Q. How much experience of working with children do I need to apply for this course?

A. Some experience of working with children is expected although the nature of

thisexperience can vary greatly. Importance is given to the meaning derived

from and the capacity to think about the experience rather than the sheer

volume of experience itself. An applicant with limited experience but who has

been thoughtful about this experience is favoured to an applicant who has

amassed hours of contact with children but done so with little self reflection.


Q. How long is the course?

A. The programme is modular, allowing students maximum flexibility. Students

may undertake an MSc or Post Graduate diploma in one year of full-time study,

or in two-years of part-time study, or by flexible study where modules can be

taken overup to a maximum of five years. Each module has a credit rating, and

to be awarded a PG Diploma students must successfully amass 120 credits. For

the MSc they need to gain a total of 180 credits.

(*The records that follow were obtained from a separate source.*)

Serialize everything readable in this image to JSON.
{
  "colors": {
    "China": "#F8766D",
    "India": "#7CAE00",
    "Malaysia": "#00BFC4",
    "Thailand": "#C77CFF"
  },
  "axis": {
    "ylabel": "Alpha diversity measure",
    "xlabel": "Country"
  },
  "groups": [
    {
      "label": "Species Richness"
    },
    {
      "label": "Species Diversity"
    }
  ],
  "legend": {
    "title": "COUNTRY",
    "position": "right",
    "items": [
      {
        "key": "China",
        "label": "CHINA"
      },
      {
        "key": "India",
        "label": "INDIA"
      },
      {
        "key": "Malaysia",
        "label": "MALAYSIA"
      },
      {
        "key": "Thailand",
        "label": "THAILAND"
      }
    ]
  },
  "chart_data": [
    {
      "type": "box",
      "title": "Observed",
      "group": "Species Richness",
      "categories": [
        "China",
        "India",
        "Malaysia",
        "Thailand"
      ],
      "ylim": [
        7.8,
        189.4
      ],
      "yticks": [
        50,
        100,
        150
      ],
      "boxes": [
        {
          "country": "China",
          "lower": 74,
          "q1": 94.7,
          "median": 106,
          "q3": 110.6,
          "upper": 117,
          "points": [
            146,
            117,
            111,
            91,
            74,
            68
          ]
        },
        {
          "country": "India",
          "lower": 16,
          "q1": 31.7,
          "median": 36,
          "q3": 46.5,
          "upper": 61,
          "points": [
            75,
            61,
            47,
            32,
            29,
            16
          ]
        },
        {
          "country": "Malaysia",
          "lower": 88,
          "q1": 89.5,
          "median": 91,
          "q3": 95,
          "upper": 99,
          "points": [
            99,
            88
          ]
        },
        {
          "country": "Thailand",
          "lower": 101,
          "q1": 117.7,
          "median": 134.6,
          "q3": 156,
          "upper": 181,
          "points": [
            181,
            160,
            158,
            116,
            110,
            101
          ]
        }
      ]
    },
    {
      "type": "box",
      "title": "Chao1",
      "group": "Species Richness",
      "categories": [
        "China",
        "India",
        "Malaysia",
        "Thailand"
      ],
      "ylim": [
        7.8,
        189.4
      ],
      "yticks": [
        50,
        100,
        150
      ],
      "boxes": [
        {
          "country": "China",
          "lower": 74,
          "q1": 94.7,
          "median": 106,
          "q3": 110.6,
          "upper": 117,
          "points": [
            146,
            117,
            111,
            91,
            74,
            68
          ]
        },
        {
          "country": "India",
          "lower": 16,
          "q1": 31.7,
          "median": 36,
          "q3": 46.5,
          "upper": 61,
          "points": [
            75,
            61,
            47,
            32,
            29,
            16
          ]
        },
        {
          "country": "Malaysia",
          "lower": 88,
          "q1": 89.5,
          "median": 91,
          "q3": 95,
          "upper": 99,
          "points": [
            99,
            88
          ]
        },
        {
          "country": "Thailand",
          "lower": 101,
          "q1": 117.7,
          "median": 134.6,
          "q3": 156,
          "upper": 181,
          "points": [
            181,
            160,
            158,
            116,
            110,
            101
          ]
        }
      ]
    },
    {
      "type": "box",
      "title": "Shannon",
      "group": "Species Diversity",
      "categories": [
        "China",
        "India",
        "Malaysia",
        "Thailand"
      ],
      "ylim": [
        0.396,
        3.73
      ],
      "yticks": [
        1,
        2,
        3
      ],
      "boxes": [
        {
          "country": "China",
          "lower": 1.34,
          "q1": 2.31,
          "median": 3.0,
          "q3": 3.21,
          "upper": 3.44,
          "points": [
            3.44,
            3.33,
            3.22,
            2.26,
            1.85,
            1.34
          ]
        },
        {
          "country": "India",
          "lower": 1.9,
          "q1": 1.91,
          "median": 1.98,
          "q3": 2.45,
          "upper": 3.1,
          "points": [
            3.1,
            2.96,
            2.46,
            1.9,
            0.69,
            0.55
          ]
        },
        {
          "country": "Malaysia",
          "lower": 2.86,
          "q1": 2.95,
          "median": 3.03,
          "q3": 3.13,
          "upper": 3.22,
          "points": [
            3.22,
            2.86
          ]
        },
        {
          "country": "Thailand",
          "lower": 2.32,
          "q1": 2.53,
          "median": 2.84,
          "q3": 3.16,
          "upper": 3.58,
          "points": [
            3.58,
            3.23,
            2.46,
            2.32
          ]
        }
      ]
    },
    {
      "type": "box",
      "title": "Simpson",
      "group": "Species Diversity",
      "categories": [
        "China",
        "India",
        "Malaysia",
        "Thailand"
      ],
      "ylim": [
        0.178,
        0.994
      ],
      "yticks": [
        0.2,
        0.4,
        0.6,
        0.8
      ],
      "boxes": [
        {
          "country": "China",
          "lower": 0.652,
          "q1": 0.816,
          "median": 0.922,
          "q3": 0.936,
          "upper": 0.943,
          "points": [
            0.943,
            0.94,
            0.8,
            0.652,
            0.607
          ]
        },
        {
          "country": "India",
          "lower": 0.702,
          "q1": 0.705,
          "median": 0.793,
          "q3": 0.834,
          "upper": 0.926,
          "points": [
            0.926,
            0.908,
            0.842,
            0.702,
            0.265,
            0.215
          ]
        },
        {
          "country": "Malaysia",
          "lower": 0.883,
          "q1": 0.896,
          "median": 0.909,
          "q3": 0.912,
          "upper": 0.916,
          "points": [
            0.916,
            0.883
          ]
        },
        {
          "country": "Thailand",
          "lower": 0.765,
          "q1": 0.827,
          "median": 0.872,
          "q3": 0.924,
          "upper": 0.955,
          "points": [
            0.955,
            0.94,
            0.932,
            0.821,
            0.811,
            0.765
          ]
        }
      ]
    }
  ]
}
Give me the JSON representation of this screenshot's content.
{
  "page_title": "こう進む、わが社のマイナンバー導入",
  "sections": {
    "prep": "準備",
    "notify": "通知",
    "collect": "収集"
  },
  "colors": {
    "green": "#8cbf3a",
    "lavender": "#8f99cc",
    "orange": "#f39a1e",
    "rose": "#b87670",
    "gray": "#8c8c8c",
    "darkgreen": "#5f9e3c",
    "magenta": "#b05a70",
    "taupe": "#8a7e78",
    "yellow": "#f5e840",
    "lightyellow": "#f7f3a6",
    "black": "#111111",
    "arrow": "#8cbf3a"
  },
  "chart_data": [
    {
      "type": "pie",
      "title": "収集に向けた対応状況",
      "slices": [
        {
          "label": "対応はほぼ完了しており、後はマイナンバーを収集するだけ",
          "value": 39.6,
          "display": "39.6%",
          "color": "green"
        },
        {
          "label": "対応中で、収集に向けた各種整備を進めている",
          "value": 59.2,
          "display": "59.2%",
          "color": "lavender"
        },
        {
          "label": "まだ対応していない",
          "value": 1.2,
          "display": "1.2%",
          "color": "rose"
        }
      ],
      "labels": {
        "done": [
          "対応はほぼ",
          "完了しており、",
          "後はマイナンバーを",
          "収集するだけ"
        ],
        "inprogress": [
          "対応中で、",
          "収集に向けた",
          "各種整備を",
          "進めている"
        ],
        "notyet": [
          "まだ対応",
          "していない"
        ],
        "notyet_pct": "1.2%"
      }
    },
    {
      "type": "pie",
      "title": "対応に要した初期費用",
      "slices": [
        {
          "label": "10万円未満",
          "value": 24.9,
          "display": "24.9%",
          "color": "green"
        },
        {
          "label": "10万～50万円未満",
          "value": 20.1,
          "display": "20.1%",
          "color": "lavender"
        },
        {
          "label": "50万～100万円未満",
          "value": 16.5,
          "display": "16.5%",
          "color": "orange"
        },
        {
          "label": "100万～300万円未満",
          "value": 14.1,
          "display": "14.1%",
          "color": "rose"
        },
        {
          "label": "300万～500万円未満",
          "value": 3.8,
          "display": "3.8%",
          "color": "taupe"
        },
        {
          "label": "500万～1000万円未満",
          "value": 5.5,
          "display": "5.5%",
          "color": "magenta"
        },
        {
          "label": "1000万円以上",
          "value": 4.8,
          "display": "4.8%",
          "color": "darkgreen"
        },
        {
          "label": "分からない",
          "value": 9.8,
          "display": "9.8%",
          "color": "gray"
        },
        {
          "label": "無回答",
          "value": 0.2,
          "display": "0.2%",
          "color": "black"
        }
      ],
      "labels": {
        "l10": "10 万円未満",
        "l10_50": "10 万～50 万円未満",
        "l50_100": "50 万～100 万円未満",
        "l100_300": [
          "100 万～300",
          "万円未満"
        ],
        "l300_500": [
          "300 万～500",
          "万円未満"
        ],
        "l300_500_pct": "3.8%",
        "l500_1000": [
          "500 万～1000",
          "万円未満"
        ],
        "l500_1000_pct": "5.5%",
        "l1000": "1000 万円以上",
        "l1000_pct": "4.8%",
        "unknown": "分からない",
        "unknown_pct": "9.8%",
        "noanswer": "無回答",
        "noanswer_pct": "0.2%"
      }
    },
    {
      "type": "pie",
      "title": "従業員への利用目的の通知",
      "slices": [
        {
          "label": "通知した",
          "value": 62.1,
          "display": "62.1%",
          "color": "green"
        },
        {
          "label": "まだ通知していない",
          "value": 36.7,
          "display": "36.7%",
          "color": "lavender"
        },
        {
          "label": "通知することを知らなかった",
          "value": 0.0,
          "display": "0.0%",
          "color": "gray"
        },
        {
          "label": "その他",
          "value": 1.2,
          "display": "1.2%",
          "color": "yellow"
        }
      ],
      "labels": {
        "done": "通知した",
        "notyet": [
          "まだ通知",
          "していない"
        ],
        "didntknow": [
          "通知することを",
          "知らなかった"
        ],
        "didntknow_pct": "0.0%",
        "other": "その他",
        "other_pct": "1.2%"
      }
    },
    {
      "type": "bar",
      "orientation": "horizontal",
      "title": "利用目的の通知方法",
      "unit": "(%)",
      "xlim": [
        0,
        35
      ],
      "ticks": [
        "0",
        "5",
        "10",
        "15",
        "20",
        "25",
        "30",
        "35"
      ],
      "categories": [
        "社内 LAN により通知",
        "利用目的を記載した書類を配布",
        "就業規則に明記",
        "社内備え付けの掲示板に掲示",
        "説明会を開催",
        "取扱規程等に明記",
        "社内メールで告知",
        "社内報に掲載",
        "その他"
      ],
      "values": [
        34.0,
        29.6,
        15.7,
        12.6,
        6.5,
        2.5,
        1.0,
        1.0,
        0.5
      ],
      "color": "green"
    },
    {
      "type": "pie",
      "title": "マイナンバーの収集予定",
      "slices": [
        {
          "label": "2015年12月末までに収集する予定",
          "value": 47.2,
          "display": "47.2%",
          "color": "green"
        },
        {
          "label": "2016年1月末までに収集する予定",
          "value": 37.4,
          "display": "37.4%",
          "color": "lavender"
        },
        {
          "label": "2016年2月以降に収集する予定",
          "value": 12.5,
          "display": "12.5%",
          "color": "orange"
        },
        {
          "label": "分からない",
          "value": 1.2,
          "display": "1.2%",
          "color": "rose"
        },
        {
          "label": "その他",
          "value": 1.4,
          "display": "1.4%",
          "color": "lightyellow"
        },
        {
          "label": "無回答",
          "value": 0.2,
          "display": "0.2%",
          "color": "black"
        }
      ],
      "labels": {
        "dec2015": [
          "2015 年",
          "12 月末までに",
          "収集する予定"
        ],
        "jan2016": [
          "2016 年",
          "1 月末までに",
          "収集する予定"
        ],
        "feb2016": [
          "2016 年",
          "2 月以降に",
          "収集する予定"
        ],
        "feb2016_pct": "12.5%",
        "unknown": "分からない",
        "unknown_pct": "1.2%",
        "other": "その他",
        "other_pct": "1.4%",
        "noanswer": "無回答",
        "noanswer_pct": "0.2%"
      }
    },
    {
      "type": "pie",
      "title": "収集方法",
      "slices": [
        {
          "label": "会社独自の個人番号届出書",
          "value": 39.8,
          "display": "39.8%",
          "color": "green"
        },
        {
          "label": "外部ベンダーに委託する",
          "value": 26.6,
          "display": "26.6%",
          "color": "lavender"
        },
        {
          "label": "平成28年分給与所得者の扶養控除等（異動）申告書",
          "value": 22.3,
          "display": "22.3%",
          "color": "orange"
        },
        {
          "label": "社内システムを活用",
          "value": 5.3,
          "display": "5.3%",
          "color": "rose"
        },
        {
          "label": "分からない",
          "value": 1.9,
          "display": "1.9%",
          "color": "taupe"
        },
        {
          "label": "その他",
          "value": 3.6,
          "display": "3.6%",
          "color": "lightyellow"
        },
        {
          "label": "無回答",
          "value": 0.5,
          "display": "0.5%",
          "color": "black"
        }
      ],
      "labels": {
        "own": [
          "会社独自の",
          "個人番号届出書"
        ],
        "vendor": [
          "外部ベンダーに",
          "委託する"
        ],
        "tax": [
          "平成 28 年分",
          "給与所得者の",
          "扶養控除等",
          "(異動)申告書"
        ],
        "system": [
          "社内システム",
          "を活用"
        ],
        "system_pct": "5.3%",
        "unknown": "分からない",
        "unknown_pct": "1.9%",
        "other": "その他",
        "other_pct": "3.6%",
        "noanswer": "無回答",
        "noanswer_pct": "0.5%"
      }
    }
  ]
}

Q. Is it possible to do the MSc as a part time student?

A. Yes. Given the modular structure, the course can be completed part-time on

a basis to suit the student, this time period ranging from two to a maximum of

five years. Overseas students are warned that applications to study part time

may not meet the requirements for obtaining a visa and therefore overseas

students tend to complete the course in one year.


Q. How stressful is the course?

A. This is a demanding course that is also very rewarding to its students. There

is a  great deal of reading to be completed and observations and research are

time consuming. Full time students should expect to have to devote at least four

days per week to the course which has implications for those students seeking

to hold part-time jobs whilst studying.